В случае применения вместо плацебо КФПК (группа № 3) толщина тромботических отложений оказалась в 1,2 раза больше (рис. 3А), чем в группе № 1 и в 3,1 раза — чем в группе № 2 (табл. 1) и составила по данному показателю около 79 мкм. Тромботические массы отличались буроватым оттенком и имели бугристую поверхность. В них содержалось большое количество преимущественно гемолизированных эритроцитов и «толстых» тяжей фибрина (показаны стрелками на рис. 3Б).
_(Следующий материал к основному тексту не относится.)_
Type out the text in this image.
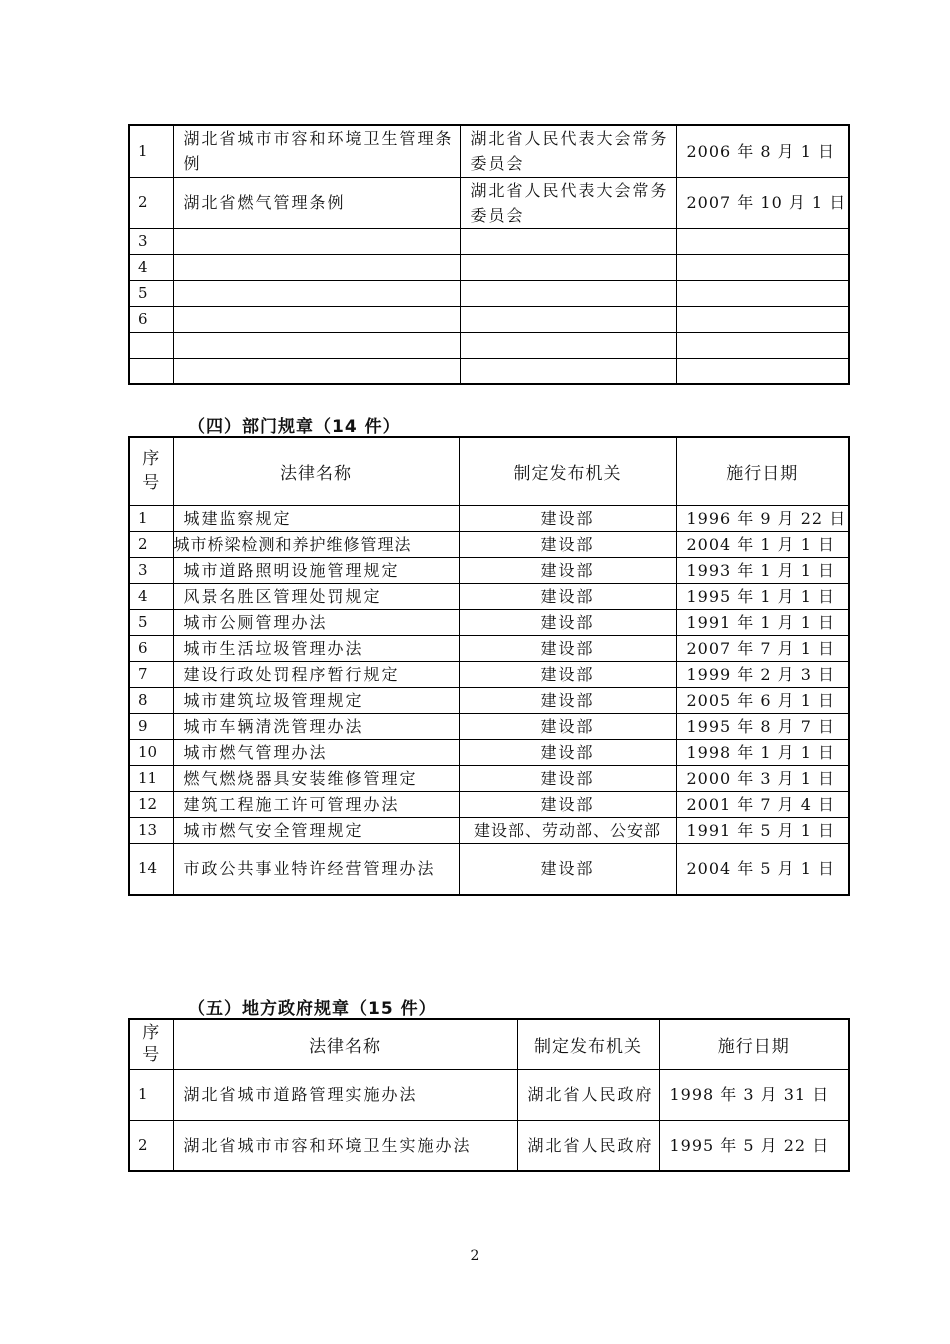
1	湖北省城市市容和环境卫生管理条例	湖北省人民代表大会常务委员会	2006 年 8 月 1 日
2	湖北省燃气管理条例	湖北省人民代表大会常务委员会	2007 年 10 月 1 日
3			
4			
5			
6			

（四）部门规章（14 件）
序号	法律名称	制定发布机关	施行日期
1	城建监察规定	建设部	1996 年 9 月 22 日
2	城市桥梁检测和养护维修管理法	建设部	2004 年 1 月 1 日
3	城市道路照明设施管理规定	建设部	1993 年 1 月 1 日
4	风景名胜区管理处罚规定	建设部	1995 年 1 月 1 日
5	城市公厕管理办法	建设部	1991 年 1 月 1 日
6	城市生活垃圾管理办法	建设部	2007 年 7 月 1 日
7	建设行政处罚程序暂行规定	建设部	1999 年 2 月 3 日
8	城市建筑垃圾管理规定	建设部	2005 年 6 月 1 日
9	城市车辆清洗管理办法	建设部	1995 年 8 月 7 日
10	城市燃气管理办法	建设部	1998 年 1 月 1 日
11	燃气燃烧器具安装维修管理定	建设部	2000 年 3 月 1 日
12	建筑工程施工许可管理办法	建设部	2001 年 7 月 4 日
13	城市燃气安全管理规定	建设部、劳动部、公安部	1991 年 5 月 1 日
14	市政公共事业特许经营管理办法	建设部	2004 年 5 月 1 日
（五）地方政府规章（15 件）
序号	法律名称	制定发布机关	施行日期
1	湖北省城市道路管理实施办法	湖北省人民政府	1998 年 3 月 31 日
2	湖北省城市市容和环境卫生实施办法	湖北省人民政府	1995 年 5 月 22 日
2
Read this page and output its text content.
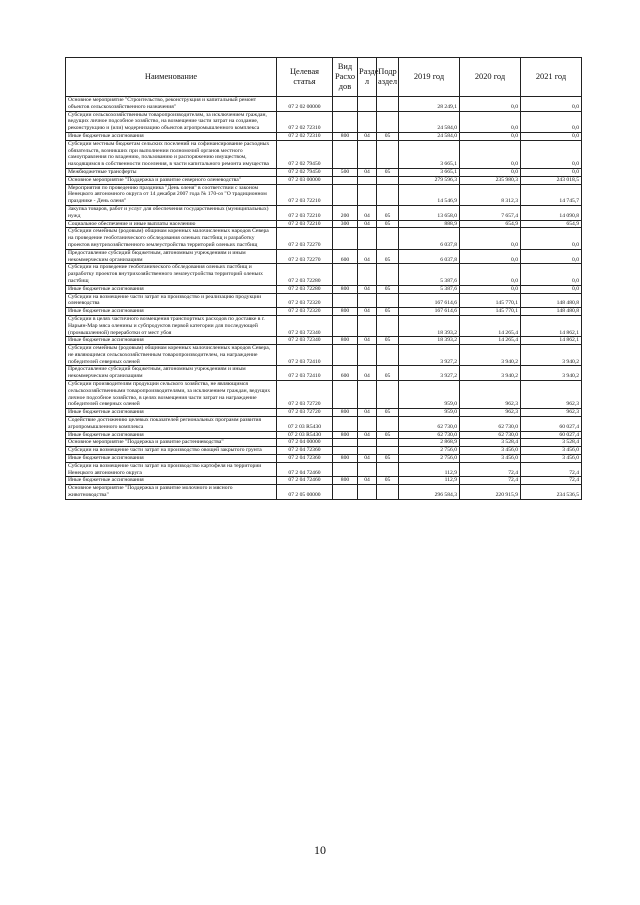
Наименование	Целевая статья	Вид Расхо дов	Разде л	Подр аздел	2019 год	2020 год	2021 год
Основное мероприятие "Строительство, реконструкция и капитальный ремонт объектов сельскохозяйственного назначения"	07 2 02 00000				28 249,1	0,0	0,0
Субсидии сельскохозяйственным товаропроизводителям, за исключением граждан, ведущих личное подсобное хозяйство, на возмещение части затрат на создание, реконструкцию и (или) модернизацию объектов агропромышленного комплекса	07 2 02 72310				24 584,0	0,0	0,0
Иные бюджетные ассигнования	07 2 02 72310	800	04	05	24 584,0	0,0	0,0
Субсидии местным бюджетам сельских поселений на софинансирование расходных обязательств, возникших при выполнении полномочий органов местного самоуправления по владению, пользованию и распоряжению имуществом, находящимся в собственности поселения, в части капитального ремонта имущества	07 2 02 79450				3 665,1	0,0	0,0
Межбюджетные трансферты	07 2 02 79450	500	04	05	3 665,1	0,0	0,0
Основное мероприятие "Поддержка и развитие северного оленеводства"	07 2 03 00000				279 596,3	235 980,3	243 018,5
Мероприятия по проведению праздника "День оленя" в соответствии с законом Ненецкого автономного округа от 14 декабря 2007 года № 170-оз "О традиционном празднике - День оленя"	07 2 03 72210				14 546,9	8 312,3	14 745,7
Закупка товаров, работ и услуг для обеспечения государственных (муниципальных) нужд	07 2 03 72210	200	04	05	13 658,0	7 657,4	14 090,8
Социальное обеспечение и иные выплаты населению	07 2 03 72210	300	04	05	888,9	654,9	654,9
Субсидии семейным (родовым) общинам коренных малочисленных народов Севера на проведение геоботанического обследования оленьих пастбищ и разработку проектов внутрихозяйственного землеустройства территорий оленьих пастбищ	07 2 03 72270				6 037,8	0,0	0,0
Предоставление субсидий бюджетным, автономным учреждениям и иным некоммерческим организациям	07 2 03 72270	600	04	05	6 037,8	0,0	0,0
Субсидии на проведение геоботанического обследования оленьих пастбищ и разработку проектов внутрихозяйственного землеустройства территорий оленьих пастбищ	07 2 03 72280				5 387,6	0,0	0,0
Иные бюджетные ассигнования	07 2 03 72280	800	04	05	5 387,6	0,0	0,0
Субсидии на возмещение части затрат на производство и реализацию продукции оленеводства	07 2 03 72320				167 614,6	145 770,1	148 480,8
Иные бюджетные ассигнования	07 2 03 72320	800	04	05	167 614,6	145 770,1	148 480,8
Субсидии в целях частичного возмещения транспортных расходов по доставке в г. Нарьян-Мар мяса оленины и субпродуктов первой категории для последующей (промышленной) переработки от мест убоя	07 2 03 72340				18 393,2	14 265,4	14 862,1
Иные бюджетные ассигнования	07 2 03 72340	800	04	05	18 393,2	14 265,4	14 862,1
Субсидии семейным (родовым) общинам коренных малочисленных народов Севера, не являющимся сельскохозяйственным товаропроизводителем, на награждение победителей северных оленей	07 2 03 72410				3 927,2	3 940,2	3 940,2
Предоставление субсидий бюджетным, автономным учреждениям и иным некоммерческим организациям	07 2 03 72410	600	04	05	3 927,2	3 940,2	3 940,2
Субсидии производителям продукции сельского хозяйства, не являющимся сельскохозяйственными товаропроизводителями, за исключением граждан, ведущих личное подсобное хозяйство, в целях возмещения части затрат на награждение победителей северных оленей	07 2 03 72720				959,0	962,3	962,3
Иные бюджетные ассигнования	07 2 03 72720	800	04	05	959,0	962,3	962,3
Содействие достижению целевых показателей региональных программ развития агропромышленного комплекса	07 2 03 R5430				62 730,0	62 730,0	60 027,4
Иные бюджетные ассигнования	07 2 03 R5430	800	04	05	62 730,0	62 730,0	60 027,4
Основное мероприятие "Поддержка и развитие растениеводства"	07 2 04 00000				2 868,9	3 528,4	3 528,4
Субсидии на возмещение части затрат на производство овощей закрытого грунта	07 2 04 72360				2 756,0	3 456,0	3 456,0
Иные бюджетные ассигнования	07 2 04 72360	800	04	05	2 756,0	3 456,0	3 456,0
Субсидии на возмещение части затрат на производство картофеля на территории Ненецкого автономного округа	07 2 04 72460				112,9	72,4	72,4
Иные бюджетные ассигнования	07 2 04 72460	800	04	05	112,9	72,4	72,4
Основное мероприятие "Поддержка и развитие молочного и мясного животноводства"	07 2 05 00000				296 584,3	220 915,9	234 536,5
10
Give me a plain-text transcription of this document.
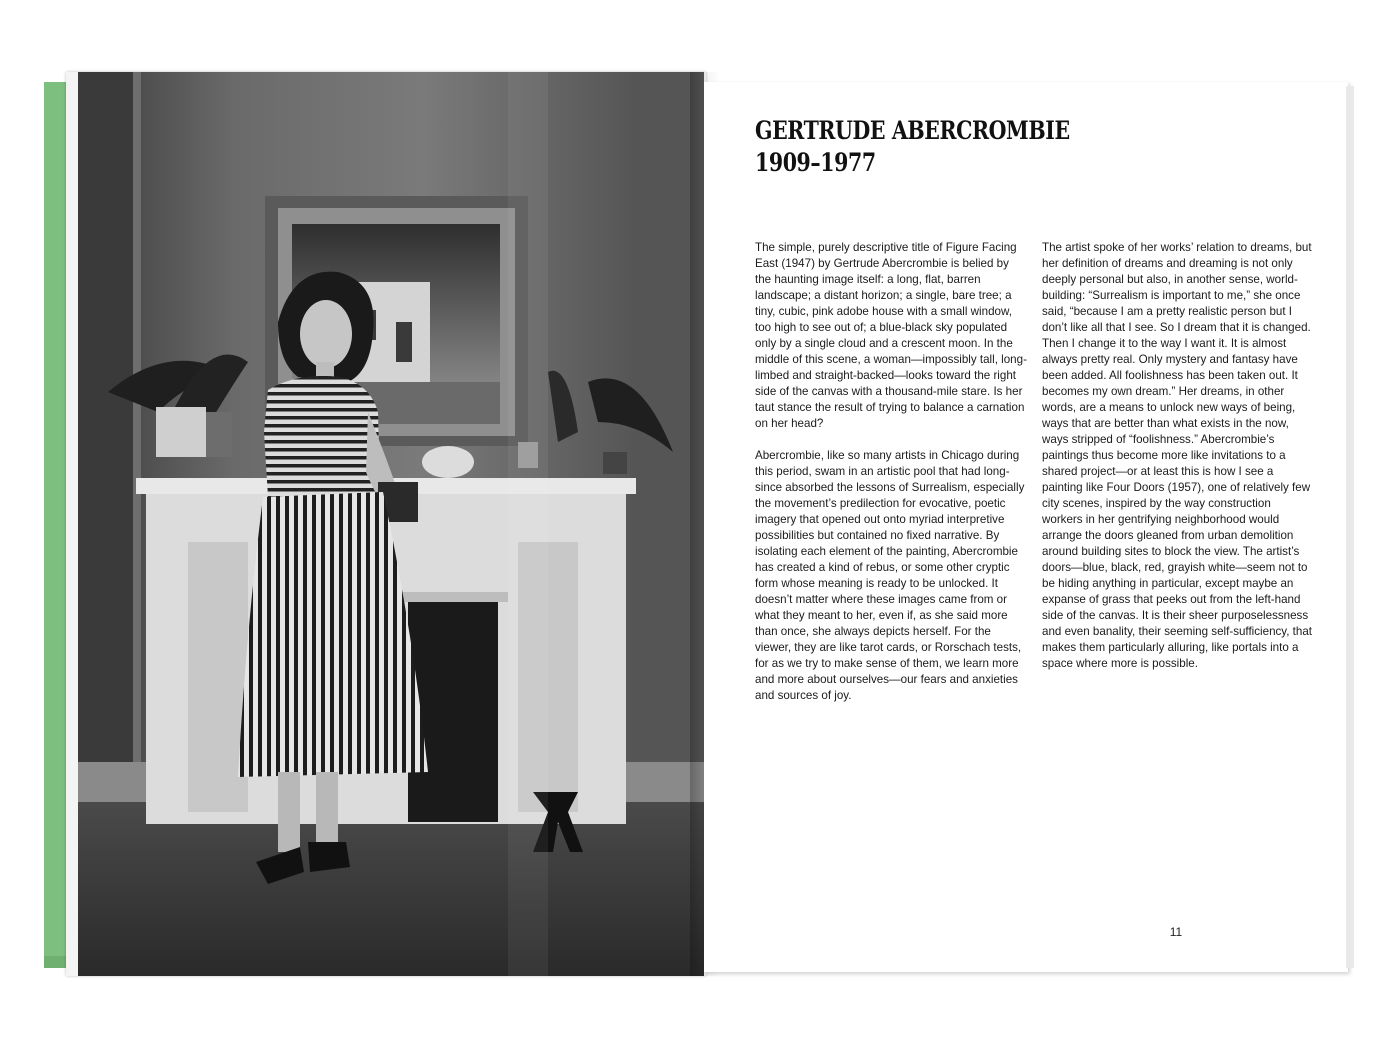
GERTRUDE ABERCROMBIE
1909–1977

The simple, purely descriptive title of Figure Facing East (1947) by Gertrude Abercrombie is belied by the haunting image itself: a long, flat, barren landscape; a distant horizon; a single, bare tree; a tiny, cubic, pink adobe house with a small window, too high to see out of; a blue-black sky populated only by a single cloud and a crescent moon. In the middle of this scene, a woman—impossibly tall, long-limbed and straight-backed—looks toward the right side of the canvas with a thousand-mile stare. Is her taut stance the result of trying to balance a carnation on her head?

Abercrombie, like so many artists in Chicago during this period, swam in an artistic pool that had long-since absorbed the lessons of Surrealism, especially the movement’s predilection for evocative, poetic imagery that opened out onto myriad interpretive possibilities but contained no fixed narrative. By isolating each element of the painting, Abercrombie has created a kind of rebus, or some other cryptic form whose meaning is ready to be unlocked. It doesn’t matter where these images came from or what they meant to her, even if, as she said more than once, she always depicts herself. For the viewer, they are like tarot cards, or Rorschach tests, for as we try to make sense of them, we learn more and more about ourselves—our fears and anxieties and sources of joy.

The artist spoke of her works’ relation to dreams, but her definition of dreams and dreaming is not only deeply personal but also, in another sense, world-building: “Surrealism is important to me,” she once said, “because I am a pretty realistic person but I don’t like all that I see. So I dream that it is changed. Then I change it to the way I want it. It is almost always pretty real. Only mystery and fantasy have been added. All foolishness has been taken out. It becomes my own dream.” Her dreams, in other words, are a means to unlock new ways of being, ways that are better than what exists in the now, ways stripped of “foolishness.” Abercrombie’s paintings thus become more like invitations to a shared project—or at least this is how I see a painting like Four Doors (1957), one of relatively few city scenes, inspired by the way construction workers in her gentrifying neighborhood would arrange the doors gleaned from urban demolition around building sites to block the view. The artist’s doors—blue, black, red, grayish white—seem not to be hiding anything in particular, except maybe an expanse of grass that peeks out from the left-hand side of the canvas. It is their sheer purposelessness and even banality, their seeming self-sufficiency, that makes them particularly alluring, like portals into a space where more is possible.

11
Эти образования, как правило, проходили параллельно раневой поверхности печени, содержали утолщения по своему ходу и формировали анастомозы между собой. Отметим, что толщина нитей фибрина в группе № 3 была максимальной и превышала аналогичный показатель в группе № 1 и № 2 в 6,7 и 2,2 раза соответственно. Наряду с увеличением толщины тромботических масс и нитей фибрина в просветах крупных сосудов отмечалось уменьшение количества тромбоцитов (показаны стрелками на рис. 3В) в сравнении с группой № 1 в 1,3 раза, а с группой № 2 — в 1,4 раза.

 

Рис. 3. Морфологические изменения в области раны печени после спонтанной остановки кровотечения на примере кролика из группы варфарина в сочетании с КФПК: А — тромботические массы, окрашивание гематоксилином и эозином, увеличение × 100; Б — фибриновые нити (обозначены стрелками) в тромботических массах, окрашивание на фибрин по ОКГ, увеличение × 400; В — просвет крупных сосудов в области раны, содержащих тромбоциты (обозначены стрелками), окрашивание гематоксилином и эозином, увеличение × 1000.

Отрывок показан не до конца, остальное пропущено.